2.3.1.2 Kernel Network Namespace
A focused guide to Kernel Network Namespace, connecting core concepts with practical Docker and container operations.
The kernel network namespace gives a container its own isolated set of network interfaces, IP addresses, routing tables, and firewall rules, separate from the host and from other containers, which is what allows multiple containers to each have their own private network stack on the same host.
A Separate Network Stack Per Namespace
Each network namespace has its own loopback interface, its own set of network devices, and its own routing table, independent of what exists in any other namespace, including the host's own default namespace.
docker run --rm alpine ip addr
This shows network interfaces visible only within this container's network namespace, typically just a loopback interface and a virtual ethernet interface connecting it to its assigned Docker network.

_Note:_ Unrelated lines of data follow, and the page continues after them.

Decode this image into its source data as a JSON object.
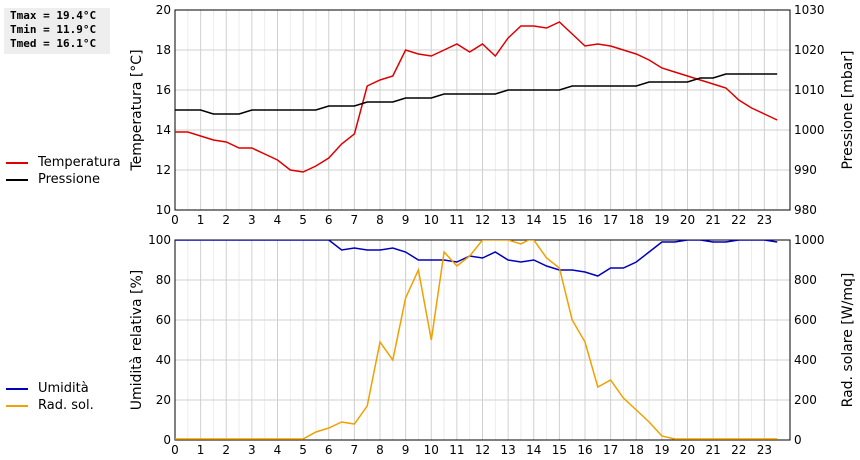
{
  "stats": {
    "tmax": "Tmax = 19.4°C",
    "tmin": "Tmin = 11.9°C",
    "tmed": "Tmed = 16.1°C"
  },
  "colors": {
    "temperatura": "#dd0000",
    "pressione": "#000000",
    "umidita": "#0000bb",
    "radiazione": "#f0a000"
  },
  "chart_data": [
    {
      "type": "line",
      "ylabel": "Temperatura [°C]",
      "y2label": "Pressione [mbar]",
      "xlim": [
        0,
        24
      ],
      "ylim": [
        10,
        20
      ],
      "y2lim": [
        980,
        1030
      ],
      "xticks": [
        "0",
        "1",
        "2",
        "3",
        "4",
        "5",
        "6",
        "7",
        "8",
        "9",
        "10",
        "11",
        "12",
        "13",
        "14",
        "15",
        "16",
        "17",
        "18",
        "19",
        "20",
        "21",
        "22",
        "23"
      ],
      "yticks": [
        "10",
        "12",
        "14",
        "16",
        "18",
        "20"
      ],
      "y2ticks": [
        "980",
        "990",
        "1000",
        "1010",
        "1020",
        "1030"
      ],
      "grid": true,
      "legend": [
        "Temperatura",
        "Pressione"
      ],
      "series": [
        {
          "name": "Temperatura",
          "axis": "left",
          "x": [
            0,
            0.5,
            1,
            1.5,
            2,
            2.5,
            3,
            3.5,
            4,
            4.5,
            5,
            5.5,
            6,
            6.5,
            7,
            7.5,
            8,
            8.5,
            9,
            9.5,
            10,
            10.5,
            11,
            11.5,
            12,
            12.5,
            13,
            13.5,
            14,
            14.5,
            15,
            15.5,
            16,
            16.5,
            17,
            17.5,
            18,
            18.5,
            19,
            19.5,
            20,
            20.5,
            21,
            21.5,
            22,
            22.5,
            23,
            23.5
          ],
          "y": [
            13.9,
            13.9,
            13.7,
            13.5,
            13.4,
            13.1,
            13.1,
            12.8,
            12.5,
            12.0,
            11.9,
            12.2,
            12.6,
            13.3,
            13.8,
            16.2,
            16.5,
            16.7,
            18.0,
            17.8,
            17.7,
            18.0,
            18.3,
            17.9,
            18.3,
            17.7,
            18.6,
            19.2,
            19.2,
            19.1,
            19.4,
            18.8,
            18.2,
            18.3,
            18.2,
            18.0,
            17.8,
            17.5,
            17.1,
            16.9,
            16.7,
            16.5,
            16.3,
            16.1,
            15.5,
            15.1,
            14.8,
            14.5
          ]
        },
        {
          "name": "Pressione",
          "axis": "right",
          "x": [
            0,
            1,
            1.5,
            2,
            2.5,
            3,
            3.5,
            4,
            4.5,
            5,
            5.5,
            6,
            6.5,
            7,
            7.5,
            8,
            8.5,
            9,
            9.5,
            10,
            10.5,
            11,
            11.5,
            12,
            12.5,
            13,
            13.5,
            14,
            14.5,
            15,
            15.5,
            16,
            16.5,
            17,
            17.5,
            18,
            18.5,
            19,
            19.5,
            20,
            20.5,
            21,
            21.5,
            22,
            22.5,
            23,
            23.5
          ],
          "y": [
            1005,
            1005,
            1004,
            1004,
            1004,
            1005,
            1005,
            1005,
            1005,
            1005,
            1005,
            1006,
            1006,
            1006,
            1007,
            1007,
            1007,
            1008,
            1008,
            1008,
            1009,
            1009,
            1009,
            1009,
            1009,
            1010,
            1010,
            1010,
            1010,
            1010,
            1011,
            1011,
            1011,
            1011,
            1011,
            1011,
            1012,
            1012,
            1012,
            1012,
            1013,
            1013,
            1014,
            1014,
            1014,
            1014,
            1014
          ]
        }
      ]
    },
    {
      "type": "line",
      "ylabel": "Umidità relativa [%]",
      "y2label": "Rad. solare [W/mq]",
      "xlim": [
        0,
        24
      ],
      "ylim": [
        0,
        100
      ],
      "y2lim": [
        0,
        1000
      ],
      "xticks": [
        "0",
        "1",
        "2",
        "3",
        "4",
        "5",
        "6",
        "7",
        "8",
        "9",
        "10",
        "11",
        "12",
        "13",
        "14",
        "15",
        "16",
        "17",
        "18",
        "19",
        "20",
        "21",
        "22",
        "23"
      ],
      "yticks": [
        "0",
        "20",
        "40",
        "60",
        "80",
        "100"
      ],
      "y2ticks": [
        "0",
        "200",
        "400",
        "600",
        "800",
        "1000"
      ],
      "grid": true,
      "legend": [
        "Umidità",
        "Rad. sol."
      ],
      "series": [
        {
          "name": "Umidità",
          "axis": "left",
          "x": [
            0,
            1,
            2,
            3,
            4,
            5,
            6,
            6.5,
            7,
            7.5,
            8,
            8.5,
            9,
            9.5,
            10,
            10.5,
            11,
            11.5,
            12,
            12.5,
            13,
            13.5,
            14,
            14.5,
            15,
            15.5,
            16,
            16.5,
            17,
            17.5,
            18,
            18.5,
            19,
            19.5,
            20,
            20.5,
            21,
            21.5,
            22,
            22.5,
            23,
            23.5
          ],
          "y": [
            100,
            100,
            100,
            100,
            100,
            100,
            100,
            95,
            96,
            95,
            95,
            96,
            94,
            90,
            90,
            90,
            89,
            92,
            91,
            94,
            90,
            89,
            90,
            87,
            85,
            85,
            84,
            82,
            86,
            86,
            89,
            94,
            99,
            99,
            100,
            100,
            99,
            99,
            100,
            100,
            100,
            99
          ]
        },
        {
          "name": "Rad. sol.",
          "axis": "right",
          "x": [
            0,
            1,
            2,
            3,
            4,
            5,
            5.5,
            6,
            6.5,
            7,
            7.5,
            8,
            8.5,
            9,
            9.5,
            10,
            10.5,
            11,
            11.5,
            12,
            12.5,
            13,
            13.5,
            13.8,
            14,
            14.5,
            15,
            15.5,
            16,
            16.5,
            17,
            17.5,
            18,
            18.5,
            19,
            19.5,
            20,
            21,
            22,
            23,
            23.5
          ],
          "y": [
            5,
            5,
            5,
            5,
            5,
            5,
            40,
            60,
            90,
            80,
            170,
            490,
            400,
            710,
            850,
            500,
            940,
            870,
            920,
            1000,
            1000,
            1000,
            980,
            1000,
            1000,
            910,
            860,
            600,
            490,
            265,
            300,
            210,
            150,
            90,
            20,
            5,
            5,
            5,
            5,
            5,
            5
          ]
        }
      ]
    }
  ]
}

Connecting Namespaces With Virtual Interfaces
Docker connects a container's isolated network namespace to the outside world using a virtual ethernet pair: one end inside the container's namespace, the other attached to a bridge in the host's namespace, allowing traffic to flow between them despite the namespace boundary.
ip link show
Run on the host, this reveals the host-side ends of virtual ethernet pairs corresponding to running containers' isolated network namespaces.
Port Mapping Across the Namespace Boundary
Because a container's network namespace is isolated, reaching a service inside it from outside requires an explicit mapping — Docker configures network address translation rules that forward a port on the host into the container's namespace.
docker run -d -p 8080:80 nginx
Requests to port 8080 on the host are forwarded across the namespace boundary into the container's namespace, where the actual web server is listening on port 80.
Sharing a Network Namespace Between Containers
Two containers can be configured to share the same network namespace, making them appear to have identical network interfaces and IP addresses — the basis for how a "pod" in Kubernetes groups containers that need to communicate as if they were on the same host.
docker run -d --name app1 myapp:1.0
docker run -d --name app2 --network container:app1 myapp:2.0
Why Network Namespace Isolation Matters
Network namespace isolation is what allows many containers on a single host to each bind to the same port internally (such as port 80) without conflicting, since each one's view of available ports is entirely separate, only connected to the outside world through explicit, deliberate port mappings.